Worin liegen für dich die Hoffnungen und Risiken von Informations- und Kommunikationstechnologien?

Hoffnungen gibt es nach wie vor viele. Heute macht Afrika – auch dank dieser Technologien – Fortschritte hin zu mehr Demokratie, Rechenschaftspflicht, Transparenz und einer gerechteren Justiz. Dank des Internets wurde Korruption aufgedeckt und Verbrechen geahndet. Junge Menschen haben innovative und bahnbrechende Projekte verwirklicht. Die Jugend bringt zunehmend nicht mehr nur den „typischen Protest“ hervor, sondern auch konkrete Verbesserungsvorschläge. Wir bewegen uns in einem digitalen Umfeld, in dem es der Einfallsreichtum ist, der uns gegenseitig anfeuert. Genau das passiert gerade.

Was mir Sorge bereitet, ist die zunehmend auch im digitalen Bereich stattfindende Einschränkung des zivilgesellschaftlichen Raums durch Zensur, Internet-Shutdowns, Manipulation und Missbrauch der Technologien. Dem können wir nur entgegenwirken, wenn wir gemeinsam – und unter Einbeziehung der politischen Akteur*innen – an folgenden Punkten arbeiten:

  • Erstens müssen wir Wege finden, um das Bewusstsein über digitale Transformation und Revolution zu schärfen und zu fördern;
  • Zweitens müssen wir die Nutzer*innen in „digitaler Hygiene“ schulen.
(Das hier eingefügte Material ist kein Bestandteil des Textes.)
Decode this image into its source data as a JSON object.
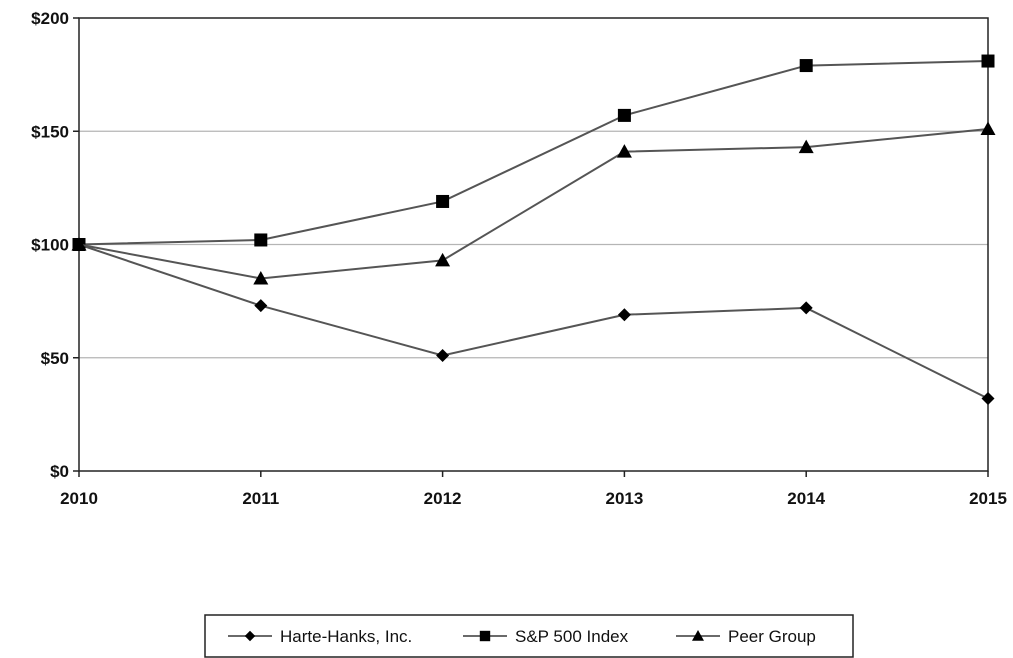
{
  "chart_data": {
    "type": "line",
    "title": "",
    "xlabel": "",
    "ylabel": "",
    "x": [
      "2010",
      "2011",
      "2012",
      "2013",
      "2014",
      "2015"
    ],
    "ylim": [
      0,
      200
    ],
    "yticks": [
      0,
      50,
      100,
      150,
      200
    ],
    "ytick_labels": [
      "$0",
      "$50",
      "$100",
      "$150",
      "$200"
    ],
    "grid": "horizontal",
    "legend_position": "bottom-center",
    "series": [
      {
        "name": "Harte-Hanks, Inc.",
        "marker": "diamond",
        "color": "#555555",
        "values": [
          100,
          73,
          51,
          69,
          72,
          32
        ]
      },
      {
        "name": "S&P 500 Index",
        "marker": "square",
        "color": "#555555",
        "values": [
          100,
          102,
          119,
          157,
          179,
          181
        ]
      },
      {
        "name": "Peer Group",
        "marker": "triangle",
        "color": "#555555",
        "values": [
          100,
          85,
          93,
          141,
          143,
          151
        ]
      }
    ]
  }
}
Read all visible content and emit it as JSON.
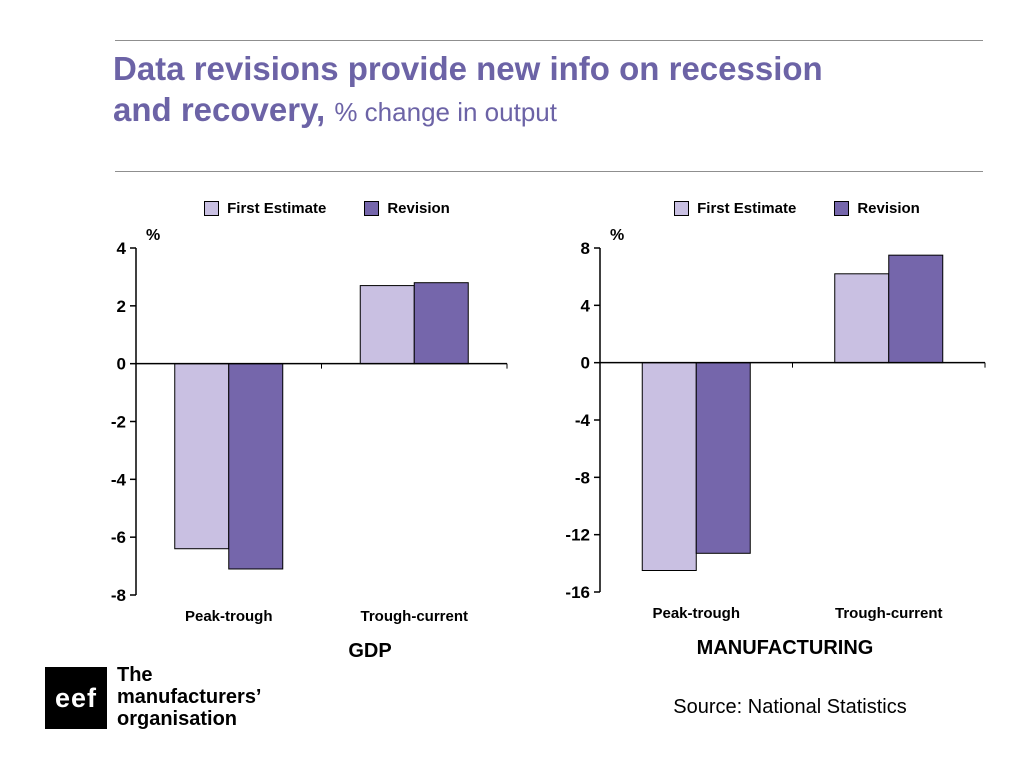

Das heißt sie darüber aufklären, wie sie die Technologien und digitalen Werkzeuge gut und sicher nutzen können;
  • Drittens ist es essentiell, die rechtlichen Rahmenbedingungen die derzeit im Cyberspace gelten, verständlich und gut zugänglich zu machen und die Nutzer*innen über ihre Rechte aufzuklären.
  • Viertens und letztens müssen wie einen sicheren Rahmen für Diskussion und Austausch schaffen, in dem die Zivilgesellschaft und die Regierungen gemeinsam digitale Lösungen finden. Anstatt ausländischen Unternehmen unsere Daten anzuvertrauen, sollten wir mit lokalem Wissen und Kompetenzen an unserer eigenen digitalen Souveränität arbeiten.

Wie lautet deine Botschaft an junge Aktivist*innen, die mit dem Cyberspace arbeiten?     

Wir sind alle Teil einer Community, eines Netzwerkes. Allein kommt man zwar weit voran, aber es kostet viel Zeit. Alleine kann man zwar viel erreichen, aber das Geschaffene hat nur einen Wert, wenn man es auch für andere zugänglich macht. Nur gemeinsam können wir weit gehen, nur gemeinsam können wir stark sein. Und das ist heute einer der Werte des Internets: „Wenn ich es nicht weiß, frage ich – wenn ich es weiß, teile ich es“.

Vielen Dank für das Interview.


Cheikh Fall ist Experte und Berater für digitale Medien, Sicherheit und Entwicklung und Mitbegründer von AFRICTIVISTES, einem panafrikanische Netzwerk mit mehr als 200 Mitgliedern aus 40 Ländern des afrikanischen Kontinents. Für sein Engagement im Bereich der digitalen Entwicklung in Afrika wurde er bereits mehrfach ausgezeichnet.